Хотя последняя неделя нашей совместной жизни всё же прибавила мне седых волос, потому что пережить эмоциональные качели от ненависти до любви было сложно. Слушать горький плач Ани, старательно приглушённый подушкой, было невыносимо. А уж наблюдать за страданиями бедолаги Фея, который искренне не понимал, как объяснить этой глупой девчонке, что он к ней чувствует…

Честно?

Я рыдала по ночам похлеще своей подопечной, до крови закусив костяшки пальцев, чтоб ни звука из моей комнаты не вырвалось. А всё потому, что знала: у фениксов переболит и образуется. И как бы то ни было, к двадцати одному году память к ним вернётся, а вместе с ней и чувства, и личностные особенности… А вот я… Мне остаётся только злиться на себя. И ненавидеть. И снова злиться. И презирать. И снова писать глупые стихи, которые и показать-то постороннему стыдно.

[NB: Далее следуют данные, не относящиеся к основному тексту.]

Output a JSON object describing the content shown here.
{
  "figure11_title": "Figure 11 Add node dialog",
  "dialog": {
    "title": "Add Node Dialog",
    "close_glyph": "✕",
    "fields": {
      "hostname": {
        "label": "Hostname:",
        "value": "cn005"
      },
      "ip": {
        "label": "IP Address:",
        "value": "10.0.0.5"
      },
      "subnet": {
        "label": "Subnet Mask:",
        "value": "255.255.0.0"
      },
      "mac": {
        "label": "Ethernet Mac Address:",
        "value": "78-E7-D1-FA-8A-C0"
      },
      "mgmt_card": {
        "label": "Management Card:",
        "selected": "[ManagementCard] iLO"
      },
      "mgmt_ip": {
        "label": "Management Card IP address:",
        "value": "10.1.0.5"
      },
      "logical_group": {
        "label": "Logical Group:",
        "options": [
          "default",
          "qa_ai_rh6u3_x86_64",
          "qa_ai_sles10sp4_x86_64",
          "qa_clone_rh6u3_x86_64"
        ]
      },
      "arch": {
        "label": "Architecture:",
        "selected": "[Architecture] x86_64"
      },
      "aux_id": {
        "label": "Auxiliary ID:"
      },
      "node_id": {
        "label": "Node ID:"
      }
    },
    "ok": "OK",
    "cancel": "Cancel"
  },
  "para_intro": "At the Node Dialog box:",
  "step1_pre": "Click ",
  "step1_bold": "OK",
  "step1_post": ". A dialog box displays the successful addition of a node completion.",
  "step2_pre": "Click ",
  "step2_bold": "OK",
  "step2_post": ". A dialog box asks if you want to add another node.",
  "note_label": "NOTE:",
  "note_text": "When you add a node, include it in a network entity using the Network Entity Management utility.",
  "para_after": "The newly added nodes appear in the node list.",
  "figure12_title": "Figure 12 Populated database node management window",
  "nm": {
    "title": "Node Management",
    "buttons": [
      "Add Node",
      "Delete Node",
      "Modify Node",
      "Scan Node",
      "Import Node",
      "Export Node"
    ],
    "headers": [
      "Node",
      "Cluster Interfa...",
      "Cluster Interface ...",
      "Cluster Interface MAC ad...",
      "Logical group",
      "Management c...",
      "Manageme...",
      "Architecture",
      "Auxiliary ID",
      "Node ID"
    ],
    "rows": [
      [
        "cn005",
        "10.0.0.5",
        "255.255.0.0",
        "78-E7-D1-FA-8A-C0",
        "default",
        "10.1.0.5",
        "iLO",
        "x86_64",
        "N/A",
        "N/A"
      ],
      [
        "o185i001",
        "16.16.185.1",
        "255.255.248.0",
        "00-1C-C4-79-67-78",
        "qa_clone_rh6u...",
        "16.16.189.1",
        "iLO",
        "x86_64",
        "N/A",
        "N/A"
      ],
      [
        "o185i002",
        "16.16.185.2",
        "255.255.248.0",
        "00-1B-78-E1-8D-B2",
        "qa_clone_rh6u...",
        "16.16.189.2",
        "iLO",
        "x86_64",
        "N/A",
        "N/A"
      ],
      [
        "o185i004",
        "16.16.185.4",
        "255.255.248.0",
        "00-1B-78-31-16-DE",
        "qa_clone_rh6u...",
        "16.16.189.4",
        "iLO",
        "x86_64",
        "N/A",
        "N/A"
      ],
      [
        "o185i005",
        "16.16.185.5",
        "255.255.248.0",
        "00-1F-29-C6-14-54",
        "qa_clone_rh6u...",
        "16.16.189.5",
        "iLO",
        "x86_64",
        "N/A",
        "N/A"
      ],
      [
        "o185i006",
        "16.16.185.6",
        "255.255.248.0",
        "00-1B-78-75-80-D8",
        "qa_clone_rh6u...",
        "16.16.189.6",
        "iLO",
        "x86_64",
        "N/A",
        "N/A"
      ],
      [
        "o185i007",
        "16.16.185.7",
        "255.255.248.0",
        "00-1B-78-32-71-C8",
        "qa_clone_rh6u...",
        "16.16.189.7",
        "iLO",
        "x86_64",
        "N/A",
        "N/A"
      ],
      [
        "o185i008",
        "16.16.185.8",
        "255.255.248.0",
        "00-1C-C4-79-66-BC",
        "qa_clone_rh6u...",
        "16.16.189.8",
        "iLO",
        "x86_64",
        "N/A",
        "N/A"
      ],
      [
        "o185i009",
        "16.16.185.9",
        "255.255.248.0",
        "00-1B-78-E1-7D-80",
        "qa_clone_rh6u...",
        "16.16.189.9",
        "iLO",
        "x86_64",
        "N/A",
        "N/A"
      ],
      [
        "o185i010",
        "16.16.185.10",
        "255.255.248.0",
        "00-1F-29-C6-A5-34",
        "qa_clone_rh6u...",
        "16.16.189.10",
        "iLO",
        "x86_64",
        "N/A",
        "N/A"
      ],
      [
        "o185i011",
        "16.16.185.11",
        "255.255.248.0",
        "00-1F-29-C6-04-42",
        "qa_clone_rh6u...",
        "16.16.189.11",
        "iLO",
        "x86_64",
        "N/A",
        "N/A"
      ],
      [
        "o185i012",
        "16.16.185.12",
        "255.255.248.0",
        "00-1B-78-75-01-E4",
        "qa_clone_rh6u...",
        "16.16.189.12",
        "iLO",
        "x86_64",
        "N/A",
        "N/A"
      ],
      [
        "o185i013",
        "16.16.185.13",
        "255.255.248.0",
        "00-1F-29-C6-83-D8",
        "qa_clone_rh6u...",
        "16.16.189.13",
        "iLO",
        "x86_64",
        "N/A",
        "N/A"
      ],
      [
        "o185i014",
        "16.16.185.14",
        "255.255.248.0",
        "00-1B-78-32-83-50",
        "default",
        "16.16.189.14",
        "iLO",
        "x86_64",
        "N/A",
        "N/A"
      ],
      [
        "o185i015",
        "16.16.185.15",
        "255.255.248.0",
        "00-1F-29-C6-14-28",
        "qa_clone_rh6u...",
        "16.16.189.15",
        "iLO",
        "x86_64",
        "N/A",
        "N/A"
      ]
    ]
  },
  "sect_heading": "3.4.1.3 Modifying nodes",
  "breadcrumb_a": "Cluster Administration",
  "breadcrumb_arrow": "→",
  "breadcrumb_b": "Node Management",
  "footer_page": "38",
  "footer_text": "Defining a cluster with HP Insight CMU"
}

А в ту последнюю неделю я исписала сотни листков. Выбиралась среди ночи на одну из многочисленных лестниц Северной башни, где даже в середине лета бывало зябко от пронзительных сквозняков, и строчила простым карандашом, непрестанно чиркая и подбирая лучшую рифму и более подходящую метафору:

Стоны умирающего лета,

Сидя на клетке лестничной,

Я ловила под звуки ветра

И была ничего не весящей,

Самой маленькой, самой глупенькой,

Самой-самой больной и обиженной,

Я была до боли запутанной,

Я была до страха униженной,

Я пришла из дождя и осени,

Вся замученная, заплаканная,

Твои волосы чёрные с проседью,

Твои пальцы не пахнут ладаном…

Твои родинки и ресницы,

И веснушки на переносице…

Ты мне снился сто лет и снишься…

Я пришла к тебе, милый, из осени.

Я пришла к тебе, солнце, из холода –

Одинокая нищенка с паперти.

Я пришла просто так, без повода.

Позвонила. Молчание. Заперто!

Ты не ждал? – Это холод мертвенный.

Ты не ждал! – Я умру от отчаянья.

Упаду я вниз с лестницы медленно,

Упаду легко и нечаянно.

Разобьюсь. Разлечусь. Расплачусь я.

Разрыдаюсь над сердцем брошенным.

Разорву черновик и начисто

Нарисую тебя, хорошего.

Где ты? Где? За какими вехами?



За какой измученной далью?

За заплатами и прорехами

Я тебя каждый миг теряю.

Я из осени, милый, вырвалась,

Я к тебе прилетела песенкой,

Я с тобой поменялась крыльями,

Я сижу на площадке лестничной,

На холодной площадке лестничной,

Я сижу у закрытой двери.

Я словам, ничего не весящим,

Больше уж ни за что не поверю.

Не поверю словам-обожаниям

Я твоим. На площадке лестничной

От любви я умру нечаянно,

От любви – ничего не весящей.

А утром выходила к подопечным, неизменно улыбающаяся, встречала завтрак – со второй недели их питание от моего ничем не отличалось, – шутила, смеялась, отвечала на вопросы, даже как-то умудрялась давать советы… Хотя в последние дни, когда наш физиологический возраст почти сравнялся, это было уже несколько сложновато.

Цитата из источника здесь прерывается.